In this blog series, I have been exploring applications for Data Diodes.  This week, I look at the issue of printing between different networks.

Printing is an everyday necessity for businesses. In order for employees to function efficiently it is essential that they have access to printing resources. Getting the printing capacity right is an on-going business challenge:

  • Too many printers and the servicing or service management costs become too high.
  • Too few printers and you end up with business bottlenecks, inefficiency and potentially increased services costs as printers run beyond specification.

In normal network environments this means having a printer connected to the company network that everyone can access. This is an easy task for companies who have standard business networks because there are no restrictions on connecting them together to access a central printing resource.

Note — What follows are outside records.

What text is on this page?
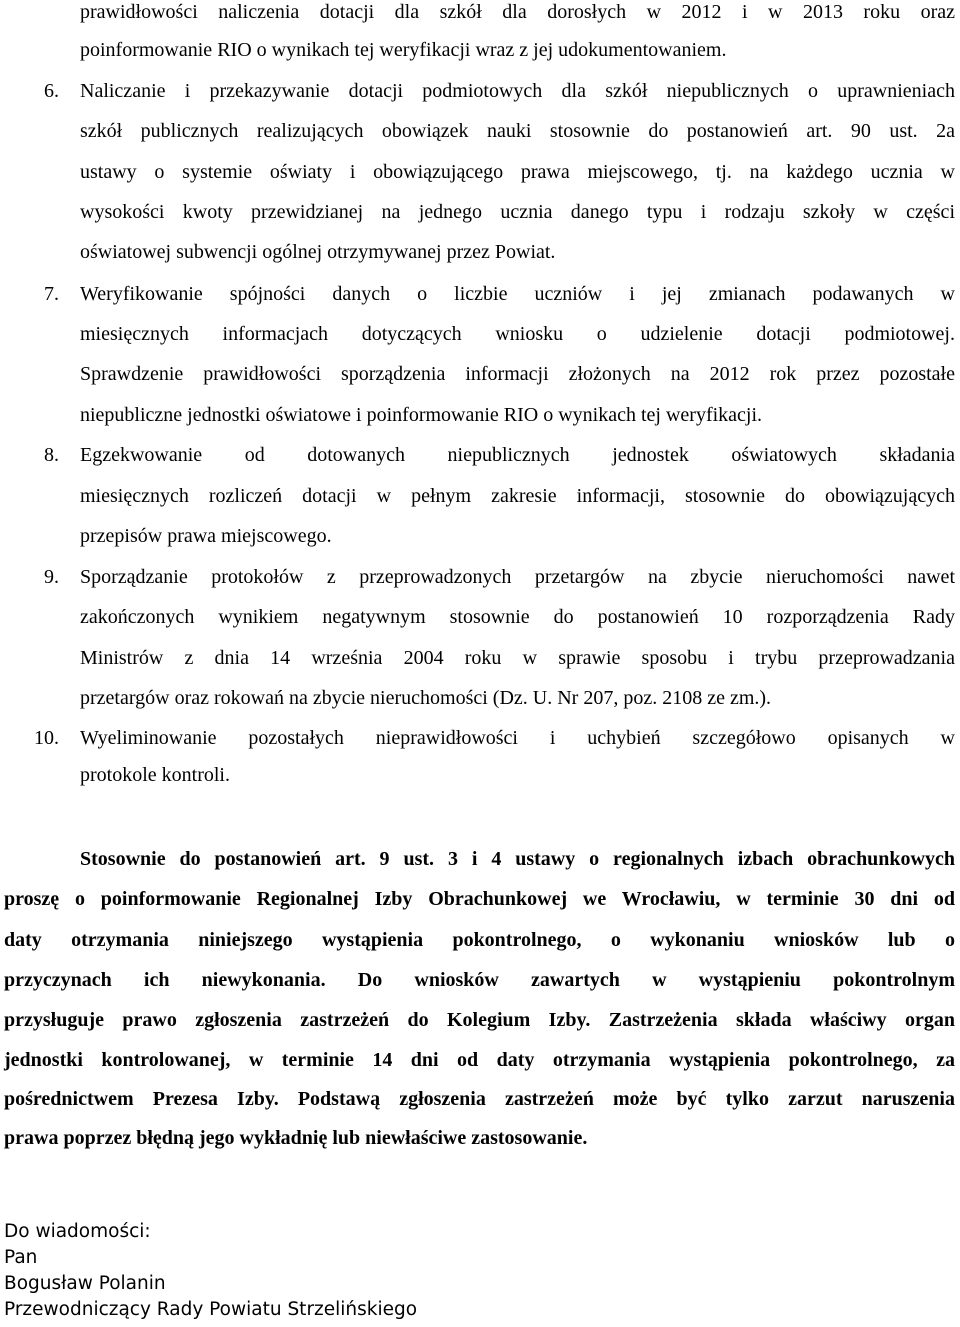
prawidłowości naliczenia dotacji dla szkół dla dorosłych w 2012 i w 2013 roku oraz
poinformowanie RIO o wynikach tej weryfikacji wraz z jej udokumentowaniem.
6. Naliczanie i przekazywanie dotacji podmiotowych dla szkół niepublicznych o uprawnieniach
szkół publicznych realizujących obowiązek nauki stosownie do postanowień art. 90 ust. 2a
ustawy o systemie oświaty i obowiązującego prawa miejscowego, tj. na każdego ucznia w
wysokości kwoty przewidzianej na jednego ucznia danego typu i rodzaju szkoły w części
oświatowej subwencji ogólnej otrzymywanej przez Powiat.
7. Weryfikowanie spójności danych o liczbie uczniów i jej zmianach podawanych w
miesięcznych informacjach dotyczących wniosku o udzielenie dotacji podmiotowej.
Sprawdzenie prawidłowości sporządzenia informacji złożonych na 2012 rok przez pozostałe
niepubliczne jednostki oświatowe i poinformowanie RIO o wynikach tej weryfikacji.
8. Egzekwowanie od dotowanych niepublicznych jednostek oświatowych składania
miesięcznych rozliczeń dotacji w pełnym zakresie informacji, stosownie do obowiązujących
przepisów prawa miejscowego.
9. Sporządzanie protokołów z przeprowadzonych przetargów na zbycie nieruchomości nawet
zakończonych wynikiem negatywnym stosownie do postanowień 10 rozporządzenia Rady
Ministrów z dnia 14 września 2004 roku w sprawie sposobu i trybu przeprowadzania
przetargów oraz rokowań na zbycie nieruchomości (Dz. U. Nr 207, poz. 2108 ze zm.).
10. Wyeliminowanie pozostałych nieprawidłowości i uchybień szczegółowo opisanych w
protokole kontroli.
Stosownie do postanowień art. 9 ust. 3 i 4 ustawy o regionalnych izbach obrachunkowych
proszę o poinformowanie Regionalnej Izby Obrachunkowej we Wrocławiu, w terminie 30 dni od
daty otrzymania niniejszego wystąpienia pokontrolnego, o wykonaniu wniosków lub o
przyczynach ich niewykonania. Do wniosków zawartych w wystąpieniu pokontrolnym
przysługuje prawo zgłoszenia zastrzeżeń do Kolegium Izby. Zastrzeżenia składa właściwy organ
jednostki kontrolowanej, w terminie 14 dni od daty otrzymania wystąpienia pokontrolnego, za
pośrednictwem Prezesa Izby. Podstawą zgłoszenia zastrzeżeń może być tylko zarzut naruszenia
prawa poprzez błędną jego wykładnię lub niewłaściwe zastosowanie.
Do wiadomości:
Pan
Bogusław Polanin
Przewodniczący Rady Powiatu Strzelińskiego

However, businesses that have multiple segregated networks of differing security classifications cannot connect to these shared printers due to networking constraints. Consequently, they cannot make use of shared printing resources connected to multiple networks, leading to an over capacity of printers.

With a data diode enabled print solutions a single printer to be connected to multiple segregated networks, without compromising security of the individual network. This derives business benefits of reduced servicing costs and space.

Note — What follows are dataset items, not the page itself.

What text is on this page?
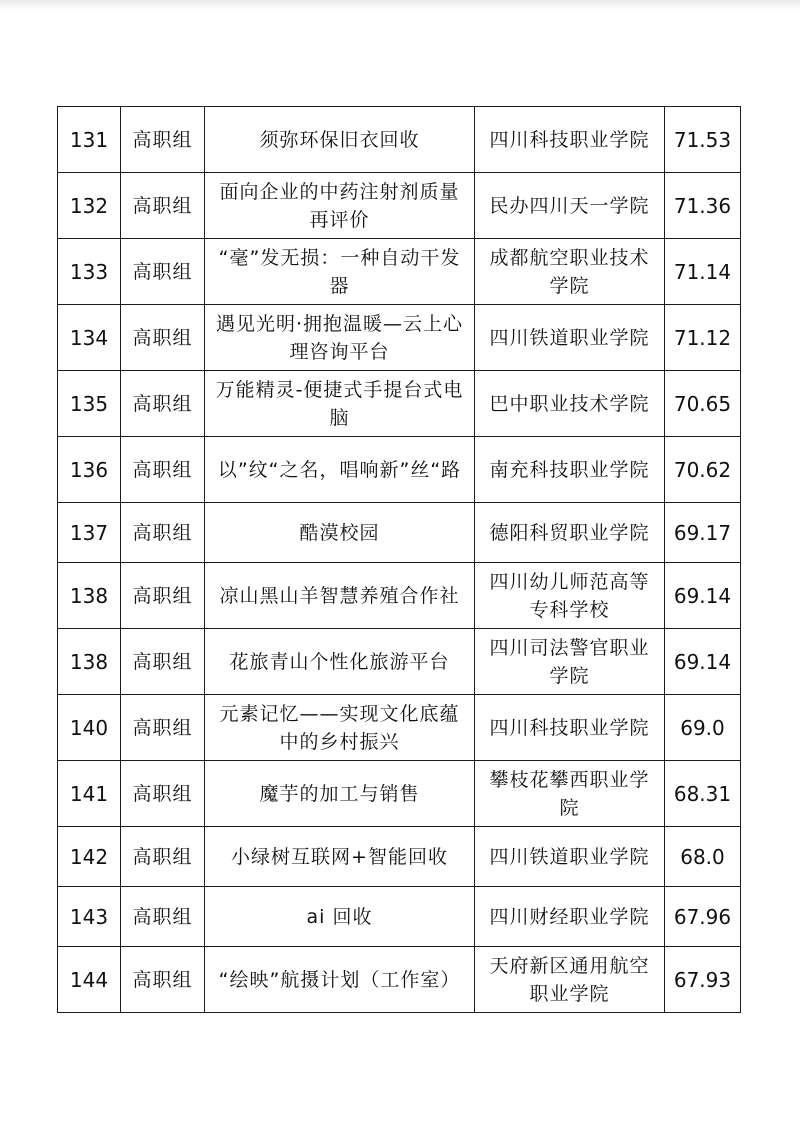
131	高职组	须弥环保旧衣回收	四川科技职业学院	71.53
132	高职组	面向企业的中药注射剂质量再评价	民办四川天一学院	71.36
133	高职组	“毫”发无损：一种自动干发器	成都航空职业技术学院	71.14
134	高职组	遇见光明·拥抱温暖—云上心理咨询平台	四川铁道职业学院	71.12
135	高职组	万能精灵-便捷式手提台式电脑	巴中职业技术学院	70.65
136	高职组	以”纹“之名，唱响新”丝“路	南充科技职业学院	70.62
137	高职组	酷漠校园	德阳科贸职业学院	69.17
138	高职组	凉山黑山羊智慧养殖合作社	四川幼儿师范高等专科学校	69.14
138	高职组	花旅青山个性化旅游平台	四川司法警官职业学院	69.14
140	高职组	元素记忆——实现文化底蕴中的乡村振兴	四川科技职业学院	69.0
141	高职组	魔芋的加工与销售	攀枝花攀西职业学院	68.31
142	高职组	小绿树互联网+智能回收	四川铁道职业学院	68.0
143	高职组	ai 回收	四川财经职业学院	67.96
144	高职组	“绘映”航摄计划（工作室）	天府新区通用航空职业学院	67.93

Interested in finding out more details about secure printing between network domains?  Contact me, or leave a comment below.

4 Responses to “Diode Applications: Secure Printing”

  1. Dave Walker November 12, 2013 at 21:02 #

    Yup, that should work nicely :-).

    It’s worth noting that the printer itself should be handled (and, eventually, disposed of) in a manner commensurate to a device on the highest-sensitivity network the Nexor printing solution is connected to.

    It would also be cool if the printing solution has an option to queue a user’s job until they authenticate to some device known to be physically attached to the printer, to verify that they are at the printer and ready to pick their print job up “fresh off the drum” so that different print jobs – especially at different classifications – aren’t left lying around in the printer’s vicinity, awaiting collection. I’ve seen this as a requirement on a few projects.

    There’s various products on the market for augmenting print jobs with customisable job start and end sheets (which usually incorporate page count, handling instructions, etc) and page processing which nails a network identifier (such as a protective marking) into the header and footer of each page; I’m assuming that the Nexor printing solution has something along these lines built in, too…


    • Colin Robbins November 13, 2013 at 10:00 #

      Thank you for the comment Dave,
      We have implemented a system just as you describe, using a pull printing solution from a major printer supplier.


    • Steve January 11, 2016 at 04:38 #

      Warning I’m not a security expert at all!

      One thing you could do is have one person (Or machine?) “handle” the receiving of printing jobs and the physical collection/delivery back to the requester personally. Employees could email the “printer handler” who would then transport the data over an air gap, print it, place it in an envelope and hand deliver it to the desk of the requester or wait for signed collection from the requester.


      • Colin Robbins January 11, 2016 at 06:42 #

        Thanks for the feedback Steve,
        The challenge I see of using a person in this scenario is first how to securely transfer the data over the air gap (USB sticks etc have been shown to cause problems if reused – Stuxnet). Secondly, for classified material you need to trust that (additional) person.
        The real answer is there is no ‘right’ solution here, it all depends on the exact local situation and the risks faced.